I wrote to the Institute for Bulgarian Language (where at least some of the experts on the team presumably work) and the Ministry of State Administration. My letters won't be opened until Monday, though, and I don't know how long the delegation is planning to stay in Brussels.

Date: 28 Apr 2008 00:24 (UTC)
From: [identity profile] ettevatus.livejournal.com
Ранее СССР-а, кстати, "нацменское" многоязычие на купюрах ввела другая империя - Австро-Венгрия. В онлайне можно найти примеры.

А на первых сов.купюрах были надписи на основных языках мира - английском, немецком, арабском... языки союзных республик на кушпюрах более поздних - это уже была синица в руках

Date: 28 Apr 2008 06:42 (UTC)
From: [identity profile] iad.livejournal.com
Именно нацменское? Я читал, что на австро-венгерских купюрах был текст на немецком и на венгерском (как бы на языках союзных стран), а на «нацменском» чешском, к примеру, не было.

Ну да. Выходит, ни Австро-Венгрия, ни СССР не предполагали и не требовали невозможного — чтобы название чего-то (скажем, их валюты) выглядело одинаково на разных языках, а принимали как данность то, что языки разные и у каждого и буквы могут быть свои, и звуки, и грамматика, и словарь. Один ЕС пытается все уравнить.

Date: 30 Apr 2008 16:34 (UTC)
From: [identity profile] ettevatus.livejournal.com
1. На тех купюрах, что я видел, были и по-чешски, и на каком-то подобии украинского. Сейчас искать недосуг, но в онлайне должно быть.

2. Нас всех частенько постигает один и тот же "оптиццкий омман здрения": мы приписываем целым странам и народам деяния одного или нескольких зауряд-госчиновников, в лучшем случае временщиков... которые сильны, возможно, в искусстве правильно лизнуть начальственный зад, но никак не в лингвистике и истории...

Date: 30 Apr 2008 16:57 (UTC)
From: [identity profile] iad.livejournal.com
Ага, Галиция ведь была частью Австро-Венгрии. Но когда в романе Сватоплука Чеха пражанин пан Броучек попадает из XIX в XV век, он рассуждает, что дела его плохи, потому что золота и серебра у него нет, только купюры, а гуситы, наверное, не понимают ни по-немецки, ни по-венгерски.
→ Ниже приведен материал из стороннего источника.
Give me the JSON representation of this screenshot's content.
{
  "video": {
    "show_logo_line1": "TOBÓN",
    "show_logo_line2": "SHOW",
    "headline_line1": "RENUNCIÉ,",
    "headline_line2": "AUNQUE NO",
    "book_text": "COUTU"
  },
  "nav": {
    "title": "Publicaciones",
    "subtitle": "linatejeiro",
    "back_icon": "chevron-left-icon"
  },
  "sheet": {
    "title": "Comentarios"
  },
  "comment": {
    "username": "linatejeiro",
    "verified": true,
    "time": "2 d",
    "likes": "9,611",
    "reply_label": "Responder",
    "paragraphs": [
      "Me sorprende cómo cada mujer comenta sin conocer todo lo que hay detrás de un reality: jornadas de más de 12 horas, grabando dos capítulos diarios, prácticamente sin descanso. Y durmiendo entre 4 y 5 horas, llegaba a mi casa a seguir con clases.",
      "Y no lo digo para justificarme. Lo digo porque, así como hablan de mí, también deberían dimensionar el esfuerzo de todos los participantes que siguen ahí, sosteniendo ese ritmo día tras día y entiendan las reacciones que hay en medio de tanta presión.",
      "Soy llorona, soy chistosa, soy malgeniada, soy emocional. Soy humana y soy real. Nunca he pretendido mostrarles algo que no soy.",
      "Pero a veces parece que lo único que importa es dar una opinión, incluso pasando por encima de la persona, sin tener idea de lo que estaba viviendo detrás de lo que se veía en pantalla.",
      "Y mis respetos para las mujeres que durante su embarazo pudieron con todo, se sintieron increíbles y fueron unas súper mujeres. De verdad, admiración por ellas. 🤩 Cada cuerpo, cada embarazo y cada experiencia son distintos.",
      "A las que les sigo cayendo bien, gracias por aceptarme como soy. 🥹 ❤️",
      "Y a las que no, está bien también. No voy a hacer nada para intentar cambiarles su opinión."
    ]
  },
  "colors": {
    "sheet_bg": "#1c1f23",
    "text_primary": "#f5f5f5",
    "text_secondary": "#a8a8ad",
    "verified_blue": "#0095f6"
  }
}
К сему в издании, которое я читал в отрочестве, прилагается прим. перев.: в Австро-Венгрии надписи на деньгах были только на этих двух языках.

Речь о том, что зауряд-госчиновник способен наломать крупных дров, а страна и народ, от имени которых он действует, причастны к его делам в силу того, что не хотят или не могут его остановить.